2.3. Het verzoek tot wijziging van de aanduiding is op rechtsgeldige wijze en overeenkomstig het bepaalde in artikel G 3, zesde lid, van de Kieswet ingediend door een politieke groepering waarvan de aanduiding reeds in het register is ingeschreven. Voorzover appellant sub 1 heeft betoogd dat wijziging van de aanduiding had moeten worden geweigerd omdat de Stadspartij/Leefbaar Zutphen een vereniging met beperkte rechtsbevoegdheid is, zodat niet aan de door artikel G 3, zesde lid, gelezen in samenhang met het eerste lid, van de Kieswet gestelde voorwaarden is voldaan, mist dit betoog derhalve feitelijke grondslag.

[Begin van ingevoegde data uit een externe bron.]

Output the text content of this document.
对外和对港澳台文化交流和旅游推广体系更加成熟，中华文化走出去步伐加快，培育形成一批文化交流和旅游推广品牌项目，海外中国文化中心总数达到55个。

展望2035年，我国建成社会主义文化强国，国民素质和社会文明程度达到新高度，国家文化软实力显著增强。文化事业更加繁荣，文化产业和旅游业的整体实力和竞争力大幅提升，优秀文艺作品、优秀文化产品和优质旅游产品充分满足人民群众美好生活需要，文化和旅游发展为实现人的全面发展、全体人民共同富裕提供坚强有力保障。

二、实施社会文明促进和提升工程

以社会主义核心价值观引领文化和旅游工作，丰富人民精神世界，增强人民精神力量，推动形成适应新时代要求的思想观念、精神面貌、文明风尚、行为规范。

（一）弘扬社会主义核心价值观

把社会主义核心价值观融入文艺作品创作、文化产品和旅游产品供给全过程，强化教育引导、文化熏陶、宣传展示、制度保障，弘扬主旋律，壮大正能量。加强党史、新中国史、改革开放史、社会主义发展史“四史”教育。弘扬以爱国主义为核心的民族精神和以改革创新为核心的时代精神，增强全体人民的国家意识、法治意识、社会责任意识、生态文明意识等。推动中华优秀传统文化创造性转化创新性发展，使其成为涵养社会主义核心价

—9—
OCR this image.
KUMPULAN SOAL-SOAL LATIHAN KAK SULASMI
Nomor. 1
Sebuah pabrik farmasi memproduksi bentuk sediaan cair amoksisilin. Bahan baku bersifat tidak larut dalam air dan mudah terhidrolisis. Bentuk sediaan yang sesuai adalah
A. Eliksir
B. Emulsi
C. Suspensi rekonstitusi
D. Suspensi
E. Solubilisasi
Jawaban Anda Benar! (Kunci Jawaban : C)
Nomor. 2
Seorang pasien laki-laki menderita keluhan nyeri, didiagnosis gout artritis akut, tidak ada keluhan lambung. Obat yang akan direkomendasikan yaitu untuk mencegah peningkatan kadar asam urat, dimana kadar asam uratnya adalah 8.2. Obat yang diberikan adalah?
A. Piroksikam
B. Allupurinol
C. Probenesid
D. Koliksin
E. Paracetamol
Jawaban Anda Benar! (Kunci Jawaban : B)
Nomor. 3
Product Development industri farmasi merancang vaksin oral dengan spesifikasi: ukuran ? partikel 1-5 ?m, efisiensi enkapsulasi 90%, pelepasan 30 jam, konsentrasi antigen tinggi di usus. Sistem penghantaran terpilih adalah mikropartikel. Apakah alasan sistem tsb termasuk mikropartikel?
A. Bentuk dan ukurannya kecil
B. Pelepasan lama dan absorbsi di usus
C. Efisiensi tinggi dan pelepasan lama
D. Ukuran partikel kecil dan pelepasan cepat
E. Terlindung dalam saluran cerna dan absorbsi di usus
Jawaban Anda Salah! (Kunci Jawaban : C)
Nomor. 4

2.4. Het betoog van appellanten dat in het handelsregister een vereniging met beperkte rechtsbevoegdheid is inschreven waarvan de naam overeenkomt met de door de Vereniging Politieke Partij Zutphen 2000 gewenste aanduiding, zodat het verzoek tot wijziging van de aanduiding had moeten worden afgewezen aangezien daardoor verwarring bij de kiezer zou kunnen ontstaan, faalt. Het bestuur van de vereniging met beperkte rechtsbevoegdheid bestaat uit (bestuurs)leden van de Vereniging Politieke Partij Zutphen 2000, zodat er tussen beide verenigingen een personele verwantschap bestaat. Zo de beide verenigingen door de kiezers al met elkaar zouden worden vereenzelvigd, kan niet worden gezegd dat daarmee sprake zou zijn van misleiding, als bedoeld in artikel G 3, vierde lid, aanhef en onder c, van de Kieswet.
2.5. Het betoog van appellanten dat de inwilliging van het verzoek niet in overeenstemming is met de uitspraak van de voormalige Afdeling rechtspraak van 27 maart 1986, AB 1986, 399, treft gelet op het bovenstaande geen doel.
2.6. Aangezien geen van de overige in artikel G 3, vierde lid, van de Kieswet genoemde weigeringsgronden zich voordoet, leidt het vorenstaande tot het oordeel dat verweerder het verzoek van de Vereniging Politieke Partij Zutphen 2000 terecht heeft ingewilligd.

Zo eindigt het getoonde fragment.